I have set it the file, but, to be honest, no changes occurred . Or I not spot any difference between not set and set. Or the setting have minor impact to my situation.
Anyway, thank you for tip!

OK, thank you for confirmation.

Thank you, this was exactly what I looking for!

I agree. I playing with the parameters with very high caution. Default or standard exist for good reason, but it is nice to have opportunity to override them in case of trouble for investigation.

I discovered only problems with checking writable, so, I added only override to only this parameter. I will add override for readable, when I spot that error, but so far so good .

No, they are too old for SMR. All are definitively CMR or similar “convention” technology.

Very well, thank you all for the hints and tips! Now it is my turn to playing with the new knowledge .

My current configuration is:

storage2.max-concurrent-requests: 23
retain.concurrency: 1
#storage2.delete-workers: 10 ### (not have sense for me, default 1)
storage2.exists-check-workers: 1 ### (decreased for testing, default 5)
storage2.delete-queue-size: 2000 ### (decreased for testing, default 10000)
storage2.monitor.verify-dir-writable-timeout: 1m30s

My node looks basically same, like in previous state, BUT now I believe, that will be stable.

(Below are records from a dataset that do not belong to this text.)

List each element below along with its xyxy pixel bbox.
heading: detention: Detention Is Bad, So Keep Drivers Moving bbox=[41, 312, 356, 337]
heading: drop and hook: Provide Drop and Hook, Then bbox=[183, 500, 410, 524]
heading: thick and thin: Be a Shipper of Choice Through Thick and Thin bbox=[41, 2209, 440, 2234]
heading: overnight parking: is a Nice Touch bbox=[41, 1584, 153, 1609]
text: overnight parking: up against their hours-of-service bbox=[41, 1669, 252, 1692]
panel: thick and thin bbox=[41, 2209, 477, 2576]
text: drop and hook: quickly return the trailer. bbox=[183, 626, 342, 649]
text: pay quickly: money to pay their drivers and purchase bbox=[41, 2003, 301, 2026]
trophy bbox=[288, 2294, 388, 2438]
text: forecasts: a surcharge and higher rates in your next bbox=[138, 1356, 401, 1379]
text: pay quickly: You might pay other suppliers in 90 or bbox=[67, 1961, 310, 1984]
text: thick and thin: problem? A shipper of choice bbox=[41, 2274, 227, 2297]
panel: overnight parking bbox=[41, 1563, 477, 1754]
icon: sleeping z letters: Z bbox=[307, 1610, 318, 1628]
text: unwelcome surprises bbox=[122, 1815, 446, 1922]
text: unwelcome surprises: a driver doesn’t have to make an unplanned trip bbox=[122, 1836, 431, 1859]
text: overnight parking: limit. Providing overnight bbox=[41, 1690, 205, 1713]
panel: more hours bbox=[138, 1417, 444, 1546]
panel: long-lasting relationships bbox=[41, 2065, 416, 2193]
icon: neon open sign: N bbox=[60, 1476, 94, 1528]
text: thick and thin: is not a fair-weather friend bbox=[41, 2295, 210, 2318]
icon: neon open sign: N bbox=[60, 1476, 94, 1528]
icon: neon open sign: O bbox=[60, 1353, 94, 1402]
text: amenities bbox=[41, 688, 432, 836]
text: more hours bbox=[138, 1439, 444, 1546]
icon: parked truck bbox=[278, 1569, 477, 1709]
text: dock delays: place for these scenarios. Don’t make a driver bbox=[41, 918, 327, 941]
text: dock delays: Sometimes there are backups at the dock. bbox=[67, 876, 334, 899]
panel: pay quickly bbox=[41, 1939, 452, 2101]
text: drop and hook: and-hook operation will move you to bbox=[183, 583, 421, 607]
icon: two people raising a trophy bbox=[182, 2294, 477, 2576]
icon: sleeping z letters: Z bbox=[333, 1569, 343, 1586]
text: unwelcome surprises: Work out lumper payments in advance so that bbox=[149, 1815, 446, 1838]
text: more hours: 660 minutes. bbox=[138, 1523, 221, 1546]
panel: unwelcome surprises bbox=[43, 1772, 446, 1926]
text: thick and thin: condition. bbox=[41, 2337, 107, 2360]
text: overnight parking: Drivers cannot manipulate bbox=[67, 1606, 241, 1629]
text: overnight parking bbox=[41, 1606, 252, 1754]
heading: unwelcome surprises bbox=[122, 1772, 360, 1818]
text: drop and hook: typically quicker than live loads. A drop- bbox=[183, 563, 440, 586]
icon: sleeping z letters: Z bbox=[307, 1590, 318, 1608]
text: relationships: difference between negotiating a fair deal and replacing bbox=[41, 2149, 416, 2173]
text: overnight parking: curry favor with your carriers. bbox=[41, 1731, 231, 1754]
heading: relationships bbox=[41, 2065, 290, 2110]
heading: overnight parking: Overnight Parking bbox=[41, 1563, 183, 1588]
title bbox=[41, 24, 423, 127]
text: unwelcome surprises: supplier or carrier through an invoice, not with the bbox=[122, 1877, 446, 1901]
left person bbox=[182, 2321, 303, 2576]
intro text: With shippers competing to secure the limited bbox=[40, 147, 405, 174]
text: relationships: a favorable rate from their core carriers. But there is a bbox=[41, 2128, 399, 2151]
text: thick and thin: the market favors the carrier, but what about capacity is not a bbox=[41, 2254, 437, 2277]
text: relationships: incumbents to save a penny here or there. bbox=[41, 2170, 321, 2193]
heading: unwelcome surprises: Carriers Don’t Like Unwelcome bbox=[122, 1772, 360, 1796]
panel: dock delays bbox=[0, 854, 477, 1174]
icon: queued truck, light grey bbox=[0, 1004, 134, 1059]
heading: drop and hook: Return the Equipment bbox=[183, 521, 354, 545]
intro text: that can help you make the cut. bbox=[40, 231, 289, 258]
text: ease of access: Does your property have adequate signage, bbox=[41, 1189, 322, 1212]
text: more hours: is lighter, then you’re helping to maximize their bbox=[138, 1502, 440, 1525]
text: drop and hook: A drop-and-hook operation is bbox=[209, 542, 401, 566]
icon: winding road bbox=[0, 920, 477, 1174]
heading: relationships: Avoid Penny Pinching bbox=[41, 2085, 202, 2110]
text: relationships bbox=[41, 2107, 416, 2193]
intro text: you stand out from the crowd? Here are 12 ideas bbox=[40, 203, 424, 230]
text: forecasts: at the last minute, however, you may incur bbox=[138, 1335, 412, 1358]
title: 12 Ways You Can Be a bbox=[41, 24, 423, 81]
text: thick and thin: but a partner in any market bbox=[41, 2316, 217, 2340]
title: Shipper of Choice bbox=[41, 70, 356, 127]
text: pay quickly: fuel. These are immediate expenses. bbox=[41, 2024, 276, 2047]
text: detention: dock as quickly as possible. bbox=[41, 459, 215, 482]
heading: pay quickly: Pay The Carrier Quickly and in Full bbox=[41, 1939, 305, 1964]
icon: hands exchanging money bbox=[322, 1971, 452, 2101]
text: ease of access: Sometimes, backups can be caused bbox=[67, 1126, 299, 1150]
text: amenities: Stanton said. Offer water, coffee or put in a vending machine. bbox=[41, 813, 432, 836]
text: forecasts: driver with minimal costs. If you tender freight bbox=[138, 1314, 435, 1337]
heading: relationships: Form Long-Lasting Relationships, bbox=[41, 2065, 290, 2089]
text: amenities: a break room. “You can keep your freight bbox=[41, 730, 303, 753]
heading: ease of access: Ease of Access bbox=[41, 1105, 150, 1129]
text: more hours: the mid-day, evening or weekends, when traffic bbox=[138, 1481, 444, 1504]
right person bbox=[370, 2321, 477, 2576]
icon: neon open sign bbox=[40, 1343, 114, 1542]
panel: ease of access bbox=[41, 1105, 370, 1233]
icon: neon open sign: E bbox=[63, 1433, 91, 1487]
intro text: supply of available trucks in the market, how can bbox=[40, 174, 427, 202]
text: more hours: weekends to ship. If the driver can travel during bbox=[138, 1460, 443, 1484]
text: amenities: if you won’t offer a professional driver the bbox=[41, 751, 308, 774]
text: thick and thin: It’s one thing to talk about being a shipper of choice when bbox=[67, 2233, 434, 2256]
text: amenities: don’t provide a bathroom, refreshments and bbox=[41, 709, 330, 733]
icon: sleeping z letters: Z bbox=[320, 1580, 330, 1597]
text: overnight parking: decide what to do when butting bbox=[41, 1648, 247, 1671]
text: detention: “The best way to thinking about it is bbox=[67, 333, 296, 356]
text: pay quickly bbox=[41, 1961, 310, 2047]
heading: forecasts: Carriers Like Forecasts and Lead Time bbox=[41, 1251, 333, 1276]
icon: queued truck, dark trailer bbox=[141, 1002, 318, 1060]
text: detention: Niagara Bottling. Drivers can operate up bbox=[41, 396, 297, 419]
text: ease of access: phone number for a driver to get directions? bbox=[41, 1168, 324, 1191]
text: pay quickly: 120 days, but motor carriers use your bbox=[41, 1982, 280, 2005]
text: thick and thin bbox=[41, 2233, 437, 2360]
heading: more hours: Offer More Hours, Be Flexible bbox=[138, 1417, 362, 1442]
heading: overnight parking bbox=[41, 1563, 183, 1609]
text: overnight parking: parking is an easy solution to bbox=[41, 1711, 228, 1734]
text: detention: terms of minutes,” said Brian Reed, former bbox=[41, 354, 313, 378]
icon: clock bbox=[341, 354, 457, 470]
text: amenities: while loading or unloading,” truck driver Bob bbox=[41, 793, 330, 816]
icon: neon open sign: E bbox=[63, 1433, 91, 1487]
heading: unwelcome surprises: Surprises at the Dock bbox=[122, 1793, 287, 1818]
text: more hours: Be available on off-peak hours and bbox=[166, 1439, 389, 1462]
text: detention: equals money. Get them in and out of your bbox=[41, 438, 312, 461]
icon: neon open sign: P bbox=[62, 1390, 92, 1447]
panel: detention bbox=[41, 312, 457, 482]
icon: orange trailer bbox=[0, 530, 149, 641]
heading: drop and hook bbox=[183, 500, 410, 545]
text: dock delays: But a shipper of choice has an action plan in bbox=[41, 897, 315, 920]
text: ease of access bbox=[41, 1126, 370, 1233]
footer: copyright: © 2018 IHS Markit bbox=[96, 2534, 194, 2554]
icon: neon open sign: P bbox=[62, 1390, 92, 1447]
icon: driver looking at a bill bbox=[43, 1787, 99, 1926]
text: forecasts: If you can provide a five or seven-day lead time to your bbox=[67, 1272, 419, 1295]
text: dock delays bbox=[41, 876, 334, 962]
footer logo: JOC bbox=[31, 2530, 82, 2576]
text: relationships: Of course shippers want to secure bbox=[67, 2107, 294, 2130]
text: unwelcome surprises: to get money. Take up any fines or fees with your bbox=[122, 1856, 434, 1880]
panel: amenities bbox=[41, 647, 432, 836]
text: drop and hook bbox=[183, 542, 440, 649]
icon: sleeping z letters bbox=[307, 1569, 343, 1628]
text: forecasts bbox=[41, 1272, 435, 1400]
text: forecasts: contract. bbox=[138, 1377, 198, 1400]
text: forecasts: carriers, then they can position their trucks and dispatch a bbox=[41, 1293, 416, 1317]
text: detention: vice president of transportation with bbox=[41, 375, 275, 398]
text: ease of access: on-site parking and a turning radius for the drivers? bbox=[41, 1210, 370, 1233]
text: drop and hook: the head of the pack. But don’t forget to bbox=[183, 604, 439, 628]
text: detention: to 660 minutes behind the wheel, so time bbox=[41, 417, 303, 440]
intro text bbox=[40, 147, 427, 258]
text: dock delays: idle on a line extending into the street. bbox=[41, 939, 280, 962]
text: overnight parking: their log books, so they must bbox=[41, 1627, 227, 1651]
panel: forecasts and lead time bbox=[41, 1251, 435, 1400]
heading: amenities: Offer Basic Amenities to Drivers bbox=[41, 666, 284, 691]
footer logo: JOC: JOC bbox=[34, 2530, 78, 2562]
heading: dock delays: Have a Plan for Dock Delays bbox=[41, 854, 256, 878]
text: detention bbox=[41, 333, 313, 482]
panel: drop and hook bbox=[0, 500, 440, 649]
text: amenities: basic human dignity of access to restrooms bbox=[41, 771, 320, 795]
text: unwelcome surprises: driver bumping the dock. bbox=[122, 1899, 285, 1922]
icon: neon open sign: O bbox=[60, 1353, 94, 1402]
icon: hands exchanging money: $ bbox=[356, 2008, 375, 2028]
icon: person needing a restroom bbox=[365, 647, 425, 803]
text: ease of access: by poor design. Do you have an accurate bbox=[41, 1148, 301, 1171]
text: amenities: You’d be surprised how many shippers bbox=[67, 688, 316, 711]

Meantime I will play with “RAM cache”. All the kernel parameters are changable on the fly. Solution can be turn on “RAM cache” only in initialization, when walkers are running and turn it off in default state.

But, if anybody have any additional idea, I will be grateful for all .

Edit:

Now I discovered, that I still have some garbage on my node from decommissioned satellites.

12rfG3sh9NCWiX3ivPjq2HtdLmbqCrvHVEzJubnzFzosMuawymB (europe-north-1.tardigrade.io)
118UWpMCHzs6CvSgWd9BfFVjw5K9pZbJjkfZJexMtSkmKxvvAW (satellite.stefan-benten.de)
12tRQrMTWUWwzwGh18i7Fqs67kmdhH9t6aToeiwbo5mfS2rUmo (us2.storj.io)

I made the magic described on the forum, I believe, that this can be helpful too.

Alexey · June 26, 2024, 7:38am

It’s an interesting idea, though. But you may like it and do not switch back (it would also keep the cached metadata while it’s accessed from the regular uploads/downloads, this usually noticable increasing the success rate, so you may decide to make it a permanent change ).